Jill Corey – “Love Me to Pieces”



Jill Corey is a American traditional pop singer. She had been singing since she was younger and was already participating in local singing contests. She signed a contract with Columbia when she was just 17 years old. Her career was highlighted with several appearances on television on The Ed Sullivan Show, The Johnny Carson Show and Your Hit Parade, as well as her own syndicated radio and TV program. In terms of her recording career, she achieved her biggest single “Love Me To Pieces” which just missed the Top 10 pop chart in 1957. In 1961 she gave up her active career to marry baseball star Don Hoak. When he died eight years later, she resumed her career.

Early life and rise to local stardom

Jill Corey was born Norman Jean Speranza in the coal mining town of Avonmore, Pennsylvania on September 30, 1935. She was the youngest of five children. As a child, she was influenced by Carmen Miranda, and in her own performances she did on every family gatherings she would imitate Miranda’s style.

But as she was growing older she gradually acquired her own style, starting at the age of 13. Developing her own style quickly paid off when she won at a local talent contest sponsored by Lions Club, which enabled her to sing at a local radio station.

Soon after her supposed to be a one-shot radio gig, she received an overwhelming public response. As a result, it enabled the fourteen-year-old Norma Jean to host her own seven-night-a-week radio show, ably accompanied by the Johnny Murphy Orchestra. Despite this, she still managed to do well in academically, eventually finishing ninth in her high school graduation.

From Norma Jean to Jill Corey

By 17, Norma Jean had become a local celebrity. A fan suggested to her that she make a demo tape recording to be sent to the bigger music industry players. Norma Jean eventually made the recording at the house of someone with the only tape recorder in town. She recorded her demo with no accompaniment, only “backed” by the noise of the trains passing by. Norma Jean’s demo eventually landed on the desk of Mitch Miller, the A&R man at Columbia Records. Miller usually received about 100 demo tapes a week, and it would have been unlikely that he’d take notice at this one recording made by a 17-year-old lass with the train noise on the background.
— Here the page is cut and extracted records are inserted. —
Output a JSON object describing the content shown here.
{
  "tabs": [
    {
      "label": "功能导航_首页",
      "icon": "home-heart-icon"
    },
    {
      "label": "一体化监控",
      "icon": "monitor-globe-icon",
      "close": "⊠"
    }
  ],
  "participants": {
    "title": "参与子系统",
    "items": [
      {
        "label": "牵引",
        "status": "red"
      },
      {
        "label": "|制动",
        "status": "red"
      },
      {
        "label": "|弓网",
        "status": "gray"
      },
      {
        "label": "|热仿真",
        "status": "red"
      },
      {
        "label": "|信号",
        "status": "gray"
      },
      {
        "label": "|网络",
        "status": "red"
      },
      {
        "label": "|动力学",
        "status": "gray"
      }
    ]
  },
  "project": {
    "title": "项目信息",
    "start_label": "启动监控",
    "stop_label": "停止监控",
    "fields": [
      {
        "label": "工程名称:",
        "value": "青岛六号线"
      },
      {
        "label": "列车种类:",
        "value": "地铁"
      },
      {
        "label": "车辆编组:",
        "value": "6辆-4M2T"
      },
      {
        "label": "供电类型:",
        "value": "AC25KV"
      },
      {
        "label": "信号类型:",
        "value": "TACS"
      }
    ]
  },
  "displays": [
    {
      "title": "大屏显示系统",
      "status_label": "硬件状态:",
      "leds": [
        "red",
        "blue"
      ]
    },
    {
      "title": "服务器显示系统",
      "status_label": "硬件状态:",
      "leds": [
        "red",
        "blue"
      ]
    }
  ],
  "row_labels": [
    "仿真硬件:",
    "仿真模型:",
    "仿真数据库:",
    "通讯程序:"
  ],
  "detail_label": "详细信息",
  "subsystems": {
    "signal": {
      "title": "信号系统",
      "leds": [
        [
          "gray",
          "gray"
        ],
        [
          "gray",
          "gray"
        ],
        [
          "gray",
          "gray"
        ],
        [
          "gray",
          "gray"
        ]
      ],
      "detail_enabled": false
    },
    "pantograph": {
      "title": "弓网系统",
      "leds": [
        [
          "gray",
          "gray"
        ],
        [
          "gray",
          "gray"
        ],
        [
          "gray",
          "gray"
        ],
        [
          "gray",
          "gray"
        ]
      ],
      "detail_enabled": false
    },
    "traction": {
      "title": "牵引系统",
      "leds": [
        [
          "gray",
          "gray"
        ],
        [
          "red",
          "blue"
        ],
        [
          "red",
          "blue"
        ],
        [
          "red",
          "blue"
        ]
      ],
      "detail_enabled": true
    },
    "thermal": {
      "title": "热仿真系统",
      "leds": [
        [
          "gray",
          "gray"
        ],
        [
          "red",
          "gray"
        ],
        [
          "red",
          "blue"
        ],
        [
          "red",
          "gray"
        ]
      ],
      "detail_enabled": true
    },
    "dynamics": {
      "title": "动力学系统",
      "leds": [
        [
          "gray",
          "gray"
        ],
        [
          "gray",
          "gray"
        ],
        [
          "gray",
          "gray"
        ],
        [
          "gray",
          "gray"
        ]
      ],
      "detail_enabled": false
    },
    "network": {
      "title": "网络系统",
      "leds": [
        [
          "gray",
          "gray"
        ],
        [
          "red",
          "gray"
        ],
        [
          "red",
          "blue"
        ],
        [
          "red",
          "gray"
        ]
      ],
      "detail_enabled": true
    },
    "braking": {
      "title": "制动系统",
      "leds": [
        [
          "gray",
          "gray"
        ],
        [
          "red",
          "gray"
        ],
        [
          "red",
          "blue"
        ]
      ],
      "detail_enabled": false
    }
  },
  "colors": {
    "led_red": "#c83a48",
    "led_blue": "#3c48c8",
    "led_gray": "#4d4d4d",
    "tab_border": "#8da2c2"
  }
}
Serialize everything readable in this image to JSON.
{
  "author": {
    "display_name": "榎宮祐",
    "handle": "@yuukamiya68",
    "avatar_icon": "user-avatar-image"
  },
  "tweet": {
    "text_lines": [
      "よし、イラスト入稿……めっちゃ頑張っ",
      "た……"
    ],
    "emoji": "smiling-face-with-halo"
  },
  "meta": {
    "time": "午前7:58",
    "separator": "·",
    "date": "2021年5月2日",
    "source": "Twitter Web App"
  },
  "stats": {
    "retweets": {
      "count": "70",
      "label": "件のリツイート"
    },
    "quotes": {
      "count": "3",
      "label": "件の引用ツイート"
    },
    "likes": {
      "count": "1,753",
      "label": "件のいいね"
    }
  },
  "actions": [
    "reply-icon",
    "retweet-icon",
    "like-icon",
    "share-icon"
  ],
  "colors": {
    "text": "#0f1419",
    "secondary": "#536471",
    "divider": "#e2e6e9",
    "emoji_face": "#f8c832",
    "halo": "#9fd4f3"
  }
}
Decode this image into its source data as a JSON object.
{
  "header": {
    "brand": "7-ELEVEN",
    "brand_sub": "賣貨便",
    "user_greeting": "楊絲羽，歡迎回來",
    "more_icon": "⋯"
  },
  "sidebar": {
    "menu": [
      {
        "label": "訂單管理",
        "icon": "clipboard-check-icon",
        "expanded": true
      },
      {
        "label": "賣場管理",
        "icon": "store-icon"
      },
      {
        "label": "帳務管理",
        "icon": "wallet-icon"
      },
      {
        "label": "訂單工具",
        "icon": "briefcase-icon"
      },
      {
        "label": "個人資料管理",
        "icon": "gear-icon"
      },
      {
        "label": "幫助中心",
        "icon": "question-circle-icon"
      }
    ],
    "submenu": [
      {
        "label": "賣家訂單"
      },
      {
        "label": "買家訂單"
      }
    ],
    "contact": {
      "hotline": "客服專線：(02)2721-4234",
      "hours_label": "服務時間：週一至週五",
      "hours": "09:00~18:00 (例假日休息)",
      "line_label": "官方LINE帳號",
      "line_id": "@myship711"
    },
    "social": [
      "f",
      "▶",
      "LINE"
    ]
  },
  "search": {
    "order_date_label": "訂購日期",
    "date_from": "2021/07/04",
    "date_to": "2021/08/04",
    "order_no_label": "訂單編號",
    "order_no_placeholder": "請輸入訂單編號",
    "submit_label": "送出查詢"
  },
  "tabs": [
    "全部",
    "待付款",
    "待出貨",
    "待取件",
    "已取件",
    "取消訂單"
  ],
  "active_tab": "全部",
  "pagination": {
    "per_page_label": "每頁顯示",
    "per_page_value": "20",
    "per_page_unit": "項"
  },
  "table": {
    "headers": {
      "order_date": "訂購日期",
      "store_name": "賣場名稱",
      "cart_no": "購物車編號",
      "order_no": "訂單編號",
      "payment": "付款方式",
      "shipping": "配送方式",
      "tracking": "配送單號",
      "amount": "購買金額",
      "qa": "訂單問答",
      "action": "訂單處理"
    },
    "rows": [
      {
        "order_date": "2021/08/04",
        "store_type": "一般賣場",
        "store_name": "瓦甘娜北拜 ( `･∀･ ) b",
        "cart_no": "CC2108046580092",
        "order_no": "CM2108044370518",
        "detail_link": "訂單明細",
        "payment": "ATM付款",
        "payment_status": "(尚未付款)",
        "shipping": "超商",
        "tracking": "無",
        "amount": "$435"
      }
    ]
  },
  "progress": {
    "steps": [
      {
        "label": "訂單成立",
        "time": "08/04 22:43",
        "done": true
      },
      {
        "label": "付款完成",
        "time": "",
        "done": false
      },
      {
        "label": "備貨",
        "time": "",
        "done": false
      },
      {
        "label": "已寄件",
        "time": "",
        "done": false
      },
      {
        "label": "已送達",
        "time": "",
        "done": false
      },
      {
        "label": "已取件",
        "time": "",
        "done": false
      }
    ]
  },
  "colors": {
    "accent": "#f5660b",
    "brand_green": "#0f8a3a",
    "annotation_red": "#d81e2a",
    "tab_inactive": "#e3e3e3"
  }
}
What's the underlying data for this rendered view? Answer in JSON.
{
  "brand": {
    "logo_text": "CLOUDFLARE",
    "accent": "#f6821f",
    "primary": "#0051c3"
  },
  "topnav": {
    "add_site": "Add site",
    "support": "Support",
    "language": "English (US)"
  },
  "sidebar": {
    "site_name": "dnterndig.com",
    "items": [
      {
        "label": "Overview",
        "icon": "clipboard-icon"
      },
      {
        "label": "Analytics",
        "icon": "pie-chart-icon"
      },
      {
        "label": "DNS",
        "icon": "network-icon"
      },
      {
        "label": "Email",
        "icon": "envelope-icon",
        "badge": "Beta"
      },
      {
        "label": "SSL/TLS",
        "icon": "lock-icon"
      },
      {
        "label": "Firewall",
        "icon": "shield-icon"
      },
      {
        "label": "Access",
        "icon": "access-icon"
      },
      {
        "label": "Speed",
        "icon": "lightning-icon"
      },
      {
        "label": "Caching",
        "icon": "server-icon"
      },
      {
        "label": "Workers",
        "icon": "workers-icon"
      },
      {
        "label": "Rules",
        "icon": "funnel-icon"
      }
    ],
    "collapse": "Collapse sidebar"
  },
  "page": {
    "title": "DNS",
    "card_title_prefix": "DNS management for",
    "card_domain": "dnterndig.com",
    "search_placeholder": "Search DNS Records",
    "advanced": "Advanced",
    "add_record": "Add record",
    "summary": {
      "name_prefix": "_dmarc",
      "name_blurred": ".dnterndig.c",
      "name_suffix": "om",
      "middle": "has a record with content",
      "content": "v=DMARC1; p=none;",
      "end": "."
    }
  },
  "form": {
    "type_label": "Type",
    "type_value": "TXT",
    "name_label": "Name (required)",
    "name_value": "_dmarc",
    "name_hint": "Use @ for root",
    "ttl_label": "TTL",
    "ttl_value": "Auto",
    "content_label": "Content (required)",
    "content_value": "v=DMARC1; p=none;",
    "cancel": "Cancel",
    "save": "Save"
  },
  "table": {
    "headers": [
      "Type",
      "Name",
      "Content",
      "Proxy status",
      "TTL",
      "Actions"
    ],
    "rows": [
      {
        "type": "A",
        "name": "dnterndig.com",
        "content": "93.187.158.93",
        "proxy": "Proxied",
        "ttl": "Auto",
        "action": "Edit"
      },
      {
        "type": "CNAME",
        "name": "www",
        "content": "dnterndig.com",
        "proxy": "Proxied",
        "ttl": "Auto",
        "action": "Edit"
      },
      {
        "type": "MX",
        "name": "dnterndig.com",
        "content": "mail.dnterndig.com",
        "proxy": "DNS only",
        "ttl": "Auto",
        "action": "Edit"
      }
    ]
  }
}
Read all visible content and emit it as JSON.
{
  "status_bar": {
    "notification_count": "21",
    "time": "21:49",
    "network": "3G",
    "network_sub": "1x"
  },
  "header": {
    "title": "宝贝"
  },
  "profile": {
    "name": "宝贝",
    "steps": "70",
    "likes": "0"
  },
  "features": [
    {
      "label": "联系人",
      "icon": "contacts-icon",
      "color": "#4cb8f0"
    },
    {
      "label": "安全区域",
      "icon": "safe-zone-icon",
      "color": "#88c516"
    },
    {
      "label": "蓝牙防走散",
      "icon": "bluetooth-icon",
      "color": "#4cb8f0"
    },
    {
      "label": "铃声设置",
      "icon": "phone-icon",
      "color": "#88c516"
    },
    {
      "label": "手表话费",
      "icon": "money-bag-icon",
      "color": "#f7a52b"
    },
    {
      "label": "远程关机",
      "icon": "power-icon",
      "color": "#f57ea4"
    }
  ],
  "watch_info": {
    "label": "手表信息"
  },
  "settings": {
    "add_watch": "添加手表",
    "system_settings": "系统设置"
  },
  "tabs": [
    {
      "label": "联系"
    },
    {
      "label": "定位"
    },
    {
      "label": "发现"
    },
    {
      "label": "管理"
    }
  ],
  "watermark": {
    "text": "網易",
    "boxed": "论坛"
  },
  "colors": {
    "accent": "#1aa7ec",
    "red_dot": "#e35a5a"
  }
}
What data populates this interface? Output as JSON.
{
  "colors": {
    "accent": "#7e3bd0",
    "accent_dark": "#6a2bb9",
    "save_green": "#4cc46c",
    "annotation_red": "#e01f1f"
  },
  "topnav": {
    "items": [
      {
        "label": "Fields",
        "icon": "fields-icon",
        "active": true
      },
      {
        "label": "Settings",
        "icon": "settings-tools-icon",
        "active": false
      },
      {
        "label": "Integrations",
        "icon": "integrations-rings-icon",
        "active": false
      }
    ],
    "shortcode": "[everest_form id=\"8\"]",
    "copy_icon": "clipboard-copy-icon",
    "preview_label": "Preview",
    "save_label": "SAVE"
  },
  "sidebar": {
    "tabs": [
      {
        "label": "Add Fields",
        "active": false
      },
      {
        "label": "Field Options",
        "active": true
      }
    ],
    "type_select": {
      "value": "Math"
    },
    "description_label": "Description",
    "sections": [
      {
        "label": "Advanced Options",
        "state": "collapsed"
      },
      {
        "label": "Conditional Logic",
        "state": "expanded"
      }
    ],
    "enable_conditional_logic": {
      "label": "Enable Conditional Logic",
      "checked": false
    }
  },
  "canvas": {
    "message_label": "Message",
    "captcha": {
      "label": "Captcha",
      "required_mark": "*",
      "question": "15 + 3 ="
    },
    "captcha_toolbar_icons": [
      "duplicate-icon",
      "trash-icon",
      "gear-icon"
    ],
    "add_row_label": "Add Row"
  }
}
But as luck would have it, it was Norma Jean’s demo that caught Miller’s attention in the end. He phoned her and on the next morning, she flew to New York to audition for Miller, who had also sent Life magazine photographers and reporters. The Lifestaff also captured Norma Jean’s audition and formal signing with Columbia. It was like a dream come true for the teener in just a single day, and after that surreal event in New York she was back to her hometown in Avonmore later evening.

Recording, television and film career

Her first charting single was “I Love My Baby (My Baby Loves Me),” which peaked at #21 on the Billboard Hot 100 in early 1957.

After a couple of minor hits with “Let It Be Me” and “Make Like a Bunny, Honey,” the follow-up single proved to be Corey’s biggest hit in her career — a Melvin Endsley composition called “Love Me to Pieces.” It peaked at #11 on the Billboard Hot 100 in 1957.

During the peak of her showbiz career, she naturally had several engagements and projects. She appeared on television many times with Garroway, Johnny Carson, Robert Q. Lewis and Ed Sullivan. Corey eventually hosted her own syndicated radio and television shows, and was notable for being one of the last performers on program Your Hit Parade. In 1959 she also appeared in the musical film Senior Prom.

Retirement, and return to show business

Corey was at the top of her game, so to speak, but she eventually left her flourishing career for marriage and family. After her husband, former baseball star Don Hoak, died of a sudden heart attack eight years later she resumed performing in New York City. She did mostly on-and-off Broadway projects. She’s still pretty much active up to present, having done recent works such as in the theater (Nellie at the Lambs Theater) and on the television (Excerpts from a Life, her own show).